A Folha tem bons motivos para tentar desmoralizar Juízes de Direito. Ora se tem!
Mas, eu não entendo como é que o Gregório Duvivier tem, digamos competência para definir Juízes e demais autoridades como folgados!
Quem é ele? A melhor definição é incrivelmente que ele é um folgado!
Juízes, promotores, e outras autoridades do Judiciário fazem jus sim a tudo aquilo que tem direito: Auxílio Moradia, Dois meses de Férias (mentira grossa!), Polpudas diárias, e o escambau!! O motivo é simples! São Juízes! Precisamos que ele esteja confortáveis e tranquilos sim! Para que decidam com justiça sempre!
Alguma destas vantagens financeiras são opcionais. Eles tem direito, mas podem abster-se de usá-las. Os motivos são pessoais a cada um.

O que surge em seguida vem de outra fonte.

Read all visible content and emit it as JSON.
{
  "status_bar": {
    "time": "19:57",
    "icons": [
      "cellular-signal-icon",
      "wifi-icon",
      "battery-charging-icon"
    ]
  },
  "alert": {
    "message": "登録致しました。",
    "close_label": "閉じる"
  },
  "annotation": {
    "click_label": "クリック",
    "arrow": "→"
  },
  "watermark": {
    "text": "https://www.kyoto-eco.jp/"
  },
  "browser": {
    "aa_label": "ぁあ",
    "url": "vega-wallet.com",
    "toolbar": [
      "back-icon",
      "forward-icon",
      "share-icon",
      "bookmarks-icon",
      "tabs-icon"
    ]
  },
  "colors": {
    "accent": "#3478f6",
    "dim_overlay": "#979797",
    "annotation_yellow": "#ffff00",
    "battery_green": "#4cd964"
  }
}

E foi o que fizeram os promotores lá do Piauí! Acharam que já ganham o suficiente e renunciaram! Mas, se eles querem aproveitar e dizer que é em protesto a miséria do povo e coisa e tal...é problemas deles!
E vamos ver se eles vão usar o cargo para promover justiça! Se vão tomar a iniciativa de ficar atento as políticas sociais dos seus municipios! Se vão cobrar judicialmente sempre que o executivo estadual não cumprir com o seu papel! Se eles tiverem a coragem de acionar prefeito e governador por exemplo pela falta de saúde pública! Segurança e educação de qualidade... aí terão o meu respeito! Se só ficarem nessa onda de renunciar a verbas previstas em lei...é pura garganta!!!